Dans le camp présidentiel, le Front de Libération Nationale (FLN) premier parti de l'Assemblée nationale avec 208 députés sur 462, la prudence est de mise. "Nous sommes encore dans la gestion de la situation née de la maladie du président", souligne Kassa Aïssi, porte-parole du FLN. "Soit le président est en mesure de poursuivre sa mission, soit il ne peut pas et on sera dans une nouvelle dynamique à ce moment-là", confie Kassa Aïssi. Nombre de partisans du FLN voulaient avant son hospitalisation voir le président actuel se relancer pour un 4e mandat au scrutin d'avril 2014.

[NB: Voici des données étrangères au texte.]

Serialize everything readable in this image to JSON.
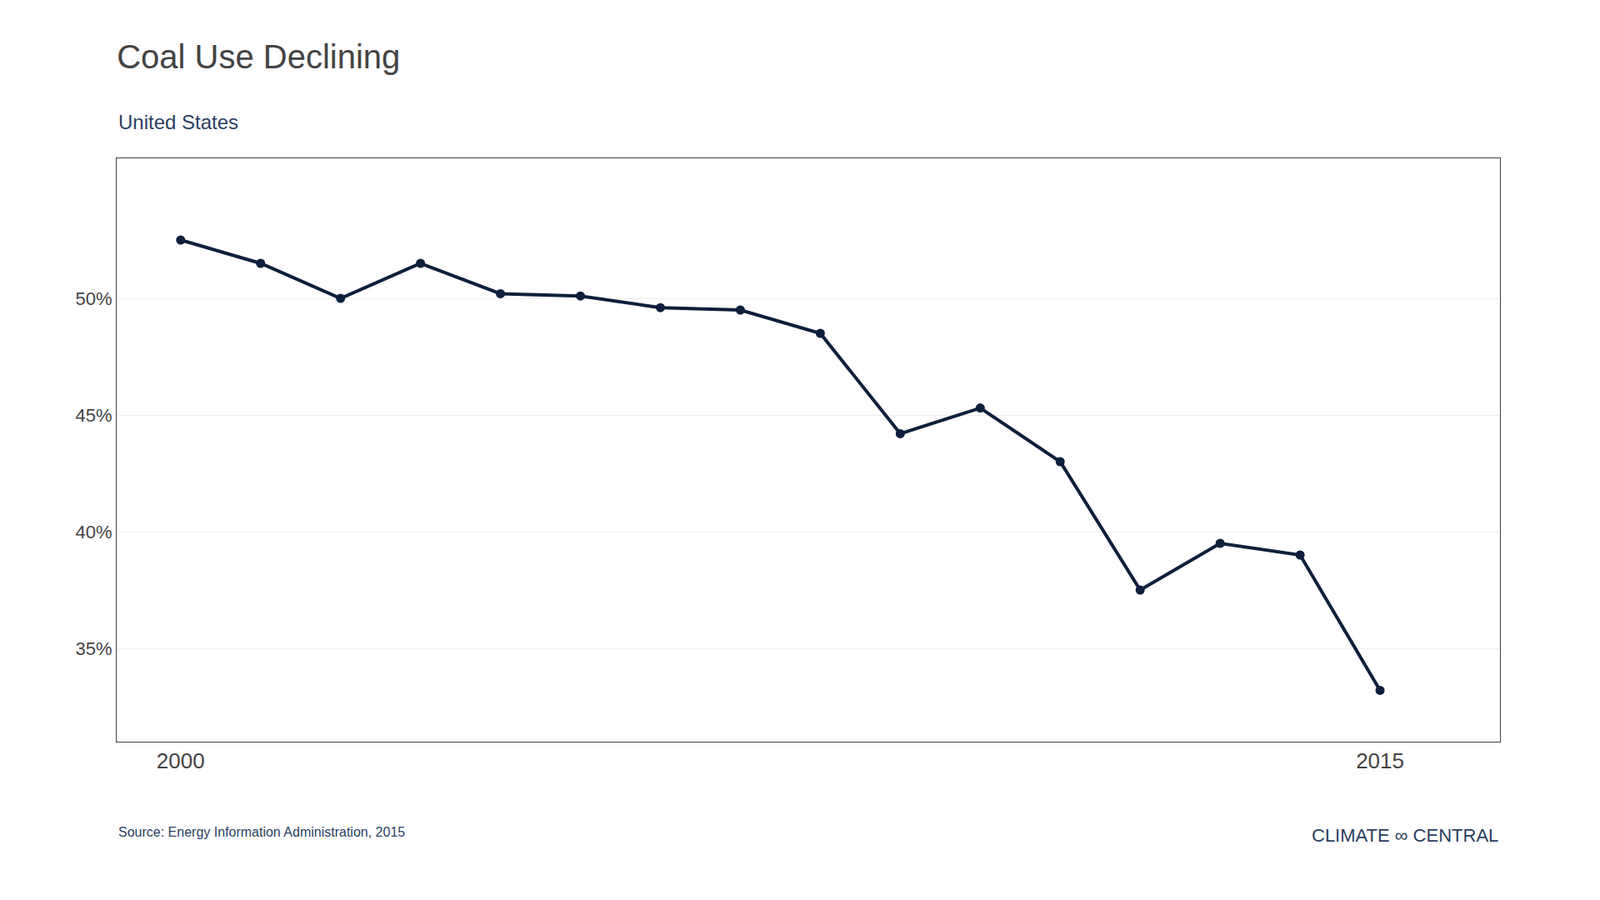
{
  "chart_data": {
    "type": "line",
    "title": "Coal Use Declining",
    "subtitle": "United States",
    "annotations": [
      "Source: Energy Information Administration, 2015",
      "CLIMATE ∞ CENTRAL"
    ],
    "x": [
      2000,
      2001,
      2002,
      2003,
      2004,
      2005,
      2006,
      2007,
      2008,
      2009,
      2010,
      2011,
      2012,
      2013,
      2014,
      2015
    ],
    "values": [
      52.5,
      51.5,
      50.0,
      51.5,
      50.2,
      50.1,
      49.6,
      49.5,
      48.5,
      44.2,
      45.3,
      43.0,
      37.5,
      39.5,
      39.0,
      33.2
    ],
    "color": "#0d1f3c",
    "marker": "circle",
    "xlim": [
      1999.2,
      2016.5
    ],
    "xticks": [
      2000,
      2015
    ],
    "ylim": [
      31.0,
      56.0
    ],
    "yticks": [
      {
        "value": 35,
        "label": "35%"
      },
      {
        "value": 40,
        "label": "40%"
      },
      {
        "value": 45,
        "label": "45%"
      },
      {
        "value": 50,
        "label": "50%"
      }
    ],
    "grid": true
  }
}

Qui pour succéder à Bouteflika ? Depuis des semaines, certaines personnalités se sont déclarées candidates à la présidence, mais aucune ne semble vraiment se dégager. Dernier en date, samedi, l'ancien militaire, Seddik Menassel, durant le congrès constitutif de son parti l'Union des nationalistes algériens. La presse se perd en conjectures pour choisir un candidat susceptible de l'emporter, en tenant compte du pouvoir de décision de l'armée sur l'avenir du pays : d'abord l'ancien Premier ministre, Ali Benflis, qui s'était déjà porté candidat contre le président en 2004 dont il était un proche. L'économiste Ahmad Benbitour est également cité, de même que l'ex-Premier ministre Ahmed Ouyahia et son successeur Abdelmalek Sellal.